Experts such as William Dixon, who is the Head of Operations, Centre for Cybersecurity, World Economic Forum; and Amy Jordan, who is the Delivery Lead, Centre for Cybersecurity, World Economic Forum, highlighted that four very human characteristics would be the most important in the cyber arena, and in the fourth industrial revolution. They listed them to include: Creativity, Problem-solving, Leadership and people management, and Critical thinking.

According to them, cybersecurity is quickly becoming one of the most important industries for artificial intelligence, automation and machine learning technology. Analysing and defending against attacks is still a relatively manual process, akin to a Victorian factory model.

“Any security operations centre has a long list of processes and actions which it is seeking to automate, and ultimately make redundant. This is a good thing – jobs, not people, need to change,” they said in a statement.

In the area of Problem-solving, they were of the view that the most difficult global challenges in cybersecurity today consist of navigating the increasingly complex regulatory and legal environment, while promoting optimum conditions for innovation and cross-border collaboration against threats.

They cited the recent Annual Gathering of the World Economic Forum’s Centre for Cybersecurity, where topics addressed involved challenging policy coordination, and blocks to international collaboration as a result of a lack of regulatory consistency.

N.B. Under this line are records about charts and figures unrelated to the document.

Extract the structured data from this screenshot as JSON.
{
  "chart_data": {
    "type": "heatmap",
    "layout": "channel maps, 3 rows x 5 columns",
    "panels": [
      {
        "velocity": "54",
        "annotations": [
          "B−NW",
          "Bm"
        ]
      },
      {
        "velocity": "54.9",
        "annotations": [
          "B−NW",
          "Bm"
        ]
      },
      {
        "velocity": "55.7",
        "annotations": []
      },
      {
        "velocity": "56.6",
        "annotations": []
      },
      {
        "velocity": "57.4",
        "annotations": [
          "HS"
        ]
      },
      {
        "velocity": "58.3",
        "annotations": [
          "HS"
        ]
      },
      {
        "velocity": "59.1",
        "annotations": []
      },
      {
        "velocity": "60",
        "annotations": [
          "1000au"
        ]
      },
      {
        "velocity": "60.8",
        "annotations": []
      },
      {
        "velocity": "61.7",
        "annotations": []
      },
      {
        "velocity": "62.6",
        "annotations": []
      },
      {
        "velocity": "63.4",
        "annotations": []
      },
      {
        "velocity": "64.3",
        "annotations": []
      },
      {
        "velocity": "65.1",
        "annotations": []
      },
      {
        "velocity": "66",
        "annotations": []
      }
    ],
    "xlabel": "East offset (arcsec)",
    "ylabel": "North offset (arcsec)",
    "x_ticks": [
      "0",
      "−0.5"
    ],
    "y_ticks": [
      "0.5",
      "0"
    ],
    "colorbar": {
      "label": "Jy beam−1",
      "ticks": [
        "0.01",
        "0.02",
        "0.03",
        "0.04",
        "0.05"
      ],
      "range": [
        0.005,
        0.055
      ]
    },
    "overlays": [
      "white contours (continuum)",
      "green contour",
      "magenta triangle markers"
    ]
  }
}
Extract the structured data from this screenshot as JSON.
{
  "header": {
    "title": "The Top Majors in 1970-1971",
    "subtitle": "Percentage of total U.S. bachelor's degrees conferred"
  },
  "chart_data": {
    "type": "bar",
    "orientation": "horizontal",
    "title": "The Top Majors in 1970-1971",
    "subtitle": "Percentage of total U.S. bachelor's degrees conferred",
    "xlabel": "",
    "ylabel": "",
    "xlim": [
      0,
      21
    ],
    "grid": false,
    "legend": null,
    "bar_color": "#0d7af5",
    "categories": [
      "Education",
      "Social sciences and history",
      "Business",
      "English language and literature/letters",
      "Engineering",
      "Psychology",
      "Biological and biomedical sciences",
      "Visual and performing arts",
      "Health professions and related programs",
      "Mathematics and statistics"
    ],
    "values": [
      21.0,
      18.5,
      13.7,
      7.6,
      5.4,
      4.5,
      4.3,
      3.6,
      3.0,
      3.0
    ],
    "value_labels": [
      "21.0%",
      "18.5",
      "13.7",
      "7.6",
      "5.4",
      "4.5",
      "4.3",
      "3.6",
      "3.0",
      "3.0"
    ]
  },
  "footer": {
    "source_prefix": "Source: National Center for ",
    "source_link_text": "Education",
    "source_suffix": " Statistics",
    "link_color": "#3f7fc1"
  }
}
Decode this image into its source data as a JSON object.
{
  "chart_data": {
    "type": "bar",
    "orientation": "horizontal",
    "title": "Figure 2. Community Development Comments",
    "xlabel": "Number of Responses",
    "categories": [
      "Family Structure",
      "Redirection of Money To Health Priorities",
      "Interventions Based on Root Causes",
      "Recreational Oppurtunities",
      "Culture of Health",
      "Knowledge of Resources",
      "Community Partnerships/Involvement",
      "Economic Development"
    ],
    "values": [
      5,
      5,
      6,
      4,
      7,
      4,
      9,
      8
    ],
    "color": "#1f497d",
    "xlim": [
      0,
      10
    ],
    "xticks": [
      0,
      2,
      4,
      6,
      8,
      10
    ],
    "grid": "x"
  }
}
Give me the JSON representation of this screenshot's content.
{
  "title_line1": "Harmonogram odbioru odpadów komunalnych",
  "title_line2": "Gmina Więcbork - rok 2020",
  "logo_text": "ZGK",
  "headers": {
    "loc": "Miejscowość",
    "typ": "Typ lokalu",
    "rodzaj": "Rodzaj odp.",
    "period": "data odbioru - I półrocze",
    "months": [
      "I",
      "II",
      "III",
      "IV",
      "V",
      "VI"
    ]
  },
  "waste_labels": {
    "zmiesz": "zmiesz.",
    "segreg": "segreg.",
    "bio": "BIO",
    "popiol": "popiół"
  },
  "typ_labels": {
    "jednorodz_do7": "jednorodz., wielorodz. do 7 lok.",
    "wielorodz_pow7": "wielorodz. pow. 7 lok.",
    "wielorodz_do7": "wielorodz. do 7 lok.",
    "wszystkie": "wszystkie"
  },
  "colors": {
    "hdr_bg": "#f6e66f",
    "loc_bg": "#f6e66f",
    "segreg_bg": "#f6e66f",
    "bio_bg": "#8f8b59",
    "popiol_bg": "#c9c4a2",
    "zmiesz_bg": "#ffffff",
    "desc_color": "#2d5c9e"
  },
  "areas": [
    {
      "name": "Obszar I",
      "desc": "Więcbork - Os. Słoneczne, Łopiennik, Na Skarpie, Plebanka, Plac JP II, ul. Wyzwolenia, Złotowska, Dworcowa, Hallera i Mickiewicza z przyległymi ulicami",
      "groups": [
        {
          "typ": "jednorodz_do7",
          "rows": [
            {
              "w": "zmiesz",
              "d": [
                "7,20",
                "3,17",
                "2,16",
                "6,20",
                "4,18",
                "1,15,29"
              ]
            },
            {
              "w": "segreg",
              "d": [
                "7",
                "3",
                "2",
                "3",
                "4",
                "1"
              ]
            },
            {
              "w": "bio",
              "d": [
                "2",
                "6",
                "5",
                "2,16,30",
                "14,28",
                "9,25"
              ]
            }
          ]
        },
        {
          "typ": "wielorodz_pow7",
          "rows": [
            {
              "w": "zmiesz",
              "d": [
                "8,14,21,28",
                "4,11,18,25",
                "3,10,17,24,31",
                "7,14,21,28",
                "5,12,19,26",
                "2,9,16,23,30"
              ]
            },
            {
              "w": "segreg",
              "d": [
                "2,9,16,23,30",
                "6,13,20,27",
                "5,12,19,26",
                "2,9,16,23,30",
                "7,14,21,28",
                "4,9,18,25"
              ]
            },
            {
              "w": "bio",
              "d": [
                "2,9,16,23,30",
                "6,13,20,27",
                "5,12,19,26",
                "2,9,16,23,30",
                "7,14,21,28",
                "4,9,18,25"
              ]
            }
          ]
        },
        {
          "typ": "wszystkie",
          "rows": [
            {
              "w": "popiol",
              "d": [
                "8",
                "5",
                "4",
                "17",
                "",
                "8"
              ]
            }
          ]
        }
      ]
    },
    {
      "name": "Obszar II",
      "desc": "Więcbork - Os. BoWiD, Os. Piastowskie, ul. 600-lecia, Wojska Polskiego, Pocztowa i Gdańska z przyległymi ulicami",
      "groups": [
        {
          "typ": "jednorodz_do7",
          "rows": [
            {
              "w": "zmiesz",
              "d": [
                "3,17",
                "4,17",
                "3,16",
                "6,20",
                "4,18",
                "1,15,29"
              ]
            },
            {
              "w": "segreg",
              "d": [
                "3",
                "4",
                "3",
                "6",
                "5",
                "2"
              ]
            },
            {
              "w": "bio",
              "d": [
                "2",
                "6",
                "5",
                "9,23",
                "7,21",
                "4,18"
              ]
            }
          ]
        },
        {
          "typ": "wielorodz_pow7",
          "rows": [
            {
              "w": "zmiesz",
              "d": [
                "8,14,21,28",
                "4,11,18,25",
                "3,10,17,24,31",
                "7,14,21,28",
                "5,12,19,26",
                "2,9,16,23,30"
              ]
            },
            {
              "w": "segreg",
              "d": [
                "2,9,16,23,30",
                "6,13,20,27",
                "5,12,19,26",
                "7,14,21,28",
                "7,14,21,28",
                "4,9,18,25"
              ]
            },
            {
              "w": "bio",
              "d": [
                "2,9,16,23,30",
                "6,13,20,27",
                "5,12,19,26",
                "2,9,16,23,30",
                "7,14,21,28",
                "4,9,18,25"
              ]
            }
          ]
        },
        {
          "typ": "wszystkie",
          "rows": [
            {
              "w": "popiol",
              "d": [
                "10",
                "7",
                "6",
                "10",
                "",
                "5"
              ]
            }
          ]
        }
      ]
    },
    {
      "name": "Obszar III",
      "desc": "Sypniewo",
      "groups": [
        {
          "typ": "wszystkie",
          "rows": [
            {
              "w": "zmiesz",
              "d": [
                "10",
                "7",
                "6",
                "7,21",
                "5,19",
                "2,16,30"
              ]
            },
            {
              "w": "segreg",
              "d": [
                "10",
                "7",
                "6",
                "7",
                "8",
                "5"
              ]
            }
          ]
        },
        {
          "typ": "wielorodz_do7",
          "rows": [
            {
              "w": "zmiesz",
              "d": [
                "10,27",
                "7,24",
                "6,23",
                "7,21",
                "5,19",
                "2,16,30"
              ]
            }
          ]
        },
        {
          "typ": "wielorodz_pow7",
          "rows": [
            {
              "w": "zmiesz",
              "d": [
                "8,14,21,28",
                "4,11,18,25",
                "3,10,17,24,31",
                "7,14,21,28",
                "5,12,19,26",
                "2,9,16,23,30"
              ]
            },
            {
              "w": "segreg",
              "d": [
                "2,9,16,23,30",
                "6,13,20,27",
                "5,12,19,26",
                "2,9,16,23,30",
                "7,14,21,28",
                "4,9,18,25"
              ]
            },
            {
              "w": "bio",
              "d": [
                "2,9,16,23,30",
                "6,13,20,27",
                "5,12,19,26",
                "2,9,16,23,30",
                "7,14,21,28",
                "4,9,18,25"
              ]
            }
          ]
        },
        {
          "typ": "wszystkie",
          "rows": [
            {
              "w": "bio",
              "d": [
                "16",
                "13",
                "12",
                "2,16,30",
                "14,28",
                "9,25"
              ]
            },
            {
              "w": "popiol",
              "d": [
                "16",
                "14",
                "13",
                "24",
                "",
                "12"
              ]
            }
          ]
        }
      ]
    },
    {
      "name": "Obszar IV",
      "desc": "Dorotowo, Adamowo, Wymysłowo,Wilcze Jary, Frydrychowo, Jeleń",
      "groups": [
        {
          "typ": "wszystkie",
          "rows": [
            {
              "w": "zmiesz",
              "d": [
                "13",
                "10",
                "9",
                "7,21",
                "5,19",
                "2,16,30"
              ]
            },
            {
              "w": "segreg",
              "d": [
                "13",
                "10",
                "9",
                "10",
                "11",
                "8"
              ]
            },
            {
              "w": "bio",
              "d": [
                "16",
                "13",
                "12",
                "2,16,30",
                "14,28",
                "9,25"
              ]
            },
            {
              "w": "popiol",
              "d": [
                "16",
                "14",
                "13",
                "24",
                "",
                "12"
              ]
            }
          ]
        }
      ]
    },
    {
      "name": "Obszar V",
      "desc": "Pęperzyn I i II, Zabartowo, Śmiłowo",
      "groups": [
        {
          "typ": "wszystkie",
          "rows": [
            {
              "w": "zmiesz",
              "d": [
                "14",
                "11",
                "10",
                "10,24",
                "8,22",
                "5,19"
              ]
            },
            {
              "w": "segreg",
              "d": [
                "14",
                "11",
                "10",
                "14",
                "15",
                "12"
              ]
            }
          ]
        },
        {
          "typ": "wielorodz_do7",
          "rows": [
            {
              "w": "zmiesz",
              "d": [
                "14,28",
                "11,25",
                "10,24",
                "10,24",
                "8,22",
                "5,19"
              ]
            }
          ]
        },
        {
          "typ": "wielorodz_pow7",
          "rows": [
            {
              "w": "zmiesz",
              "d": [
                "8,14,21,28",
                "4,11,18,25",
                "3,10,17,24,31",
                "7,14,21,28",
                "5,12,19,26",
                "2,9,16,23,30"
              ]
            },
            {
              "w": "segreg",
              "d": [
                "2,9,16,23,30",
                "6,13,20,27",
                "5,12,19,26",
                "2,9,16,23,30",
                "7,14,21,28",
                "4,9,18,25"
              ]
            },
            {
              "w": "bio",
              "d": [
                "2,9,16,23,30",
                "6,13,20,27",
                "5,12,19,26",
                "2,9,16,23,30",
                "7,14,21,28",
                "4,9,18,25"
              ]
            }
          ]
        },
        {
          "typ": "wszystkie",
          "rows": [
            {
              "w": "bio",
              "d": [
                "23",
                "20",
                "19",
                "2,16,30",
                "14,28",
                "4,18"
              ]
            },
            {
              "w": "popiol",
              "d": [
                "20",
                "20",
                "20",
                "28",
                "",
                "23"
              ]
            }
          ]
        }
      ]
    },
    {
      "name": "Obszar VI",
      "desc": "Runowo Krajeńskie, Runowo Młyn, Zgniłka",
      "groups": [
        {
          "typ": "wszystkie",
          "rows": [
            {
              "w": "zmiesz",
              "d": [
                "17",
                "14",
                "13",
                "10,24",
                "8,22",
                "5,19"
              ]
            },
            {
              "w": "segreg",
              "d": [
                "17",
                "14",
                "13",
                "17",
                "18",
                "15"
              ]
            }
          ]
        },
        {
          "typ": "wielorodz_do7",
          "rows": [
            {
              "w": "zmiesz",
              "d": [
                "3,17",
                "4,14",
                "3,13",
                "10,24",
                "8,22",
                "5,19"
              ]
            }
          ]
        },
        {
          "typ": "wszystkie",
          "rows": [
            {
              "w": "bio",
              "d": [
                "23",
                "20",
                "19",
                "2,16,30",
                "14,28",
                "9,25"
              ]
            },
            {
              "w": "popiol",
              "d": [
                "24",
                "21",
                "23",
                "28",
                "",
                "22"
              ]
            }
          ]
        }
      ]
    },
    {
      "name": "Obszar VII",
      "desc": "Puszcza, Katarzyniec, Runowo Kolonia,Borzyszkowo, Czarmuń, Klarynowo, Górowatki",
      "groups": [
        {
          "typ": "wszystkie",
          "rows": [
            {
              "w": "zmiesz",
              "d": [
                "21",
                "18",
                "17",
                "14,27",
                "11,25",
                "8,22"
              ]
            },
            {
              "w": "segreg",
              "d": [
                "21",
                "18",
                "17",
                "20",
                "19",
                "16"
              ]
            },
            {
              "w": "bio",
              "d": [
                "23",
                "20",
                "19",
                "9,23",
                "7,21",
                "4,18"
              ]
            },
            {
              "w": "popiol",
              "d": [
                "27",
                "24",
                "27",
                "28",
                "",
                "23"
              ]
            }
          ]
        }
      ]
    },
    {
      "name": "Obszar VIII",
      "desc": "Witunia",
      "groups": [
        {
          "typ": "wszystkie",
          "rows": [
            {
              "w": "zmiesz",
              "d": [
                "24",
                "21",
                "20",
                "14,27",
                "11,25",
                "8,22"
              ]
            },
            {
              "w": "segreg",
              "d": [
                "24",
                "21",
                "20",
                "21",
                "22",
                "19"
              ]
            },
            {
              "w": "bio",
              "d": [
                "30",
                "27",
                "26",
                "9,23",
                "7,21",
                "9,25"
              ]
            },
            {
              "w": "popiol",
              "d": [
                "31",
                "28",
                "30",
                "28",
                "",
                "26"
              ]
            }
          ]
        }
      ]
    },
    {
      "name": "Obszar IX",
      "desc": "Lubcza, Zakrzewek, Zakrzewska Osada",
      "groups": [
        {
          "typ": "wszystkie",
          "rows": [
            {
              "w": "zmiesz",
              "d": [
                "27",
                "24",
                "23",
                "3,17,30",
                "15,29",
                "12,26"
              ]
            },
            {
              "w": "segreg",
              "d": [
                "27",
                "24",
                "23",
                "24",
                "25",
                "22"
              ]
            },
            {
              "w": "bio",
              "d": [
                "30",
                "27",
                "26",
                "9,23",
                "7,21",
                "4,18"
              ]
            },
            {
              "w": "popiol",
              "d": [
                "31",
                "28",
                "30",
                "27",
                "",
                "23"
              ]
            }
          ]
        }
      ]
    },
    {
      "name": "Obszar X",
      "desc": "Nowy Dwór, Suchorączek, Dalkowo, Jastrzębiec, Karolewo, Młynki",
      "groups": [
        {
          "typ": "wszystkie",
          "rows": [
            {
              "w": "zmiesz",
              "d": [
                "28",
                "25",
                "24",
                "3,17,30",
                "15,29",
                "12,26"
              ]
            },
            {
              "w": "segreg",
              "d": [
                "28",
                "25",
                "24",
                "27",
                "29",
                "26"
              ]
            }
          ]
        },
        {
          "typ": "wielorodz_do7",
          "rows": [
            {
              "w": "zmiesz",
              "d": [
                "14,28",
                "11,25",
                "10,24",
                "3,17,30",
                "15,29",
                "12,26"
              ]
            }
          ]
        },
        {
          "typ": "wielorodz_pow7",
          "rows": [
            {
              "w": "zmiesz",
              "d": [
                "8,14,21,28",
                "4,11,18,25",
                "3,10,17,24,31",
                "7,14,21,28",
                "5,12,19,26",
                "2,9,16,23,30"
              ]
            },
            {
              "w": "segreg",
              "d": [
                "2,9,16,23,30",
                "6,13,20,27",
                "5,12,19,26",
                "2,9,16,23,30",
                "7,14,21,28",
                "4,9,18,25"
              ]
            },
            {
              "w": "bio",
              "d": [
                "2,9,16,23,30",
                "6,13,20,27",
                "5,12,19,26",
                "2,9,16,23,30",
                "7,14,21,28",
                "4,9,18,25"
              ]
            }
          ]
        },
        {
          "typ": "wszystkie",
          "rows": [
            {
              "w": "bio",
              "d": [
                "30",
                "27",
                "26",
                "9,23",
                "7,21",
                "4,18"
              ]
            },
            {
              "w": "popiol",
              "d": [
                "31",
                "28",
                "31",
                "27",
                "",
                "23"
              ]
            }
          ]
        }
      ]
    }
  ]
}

For leadership and people management, they were of the view that cyber leaders of the future would face a tough challenge.

They advised that people must balance an understanding of increasingly complex technical systems, and how they and their users interact with them, with the management of an increasingly diverse global workforce operating in local markets and cultures.

In the area of critical thinking, the experts said new systems and technologies, such as offensive artificial intelligence would make it even harder.

They said attribution and prosecution remain the critical gap in building effective deterrence models.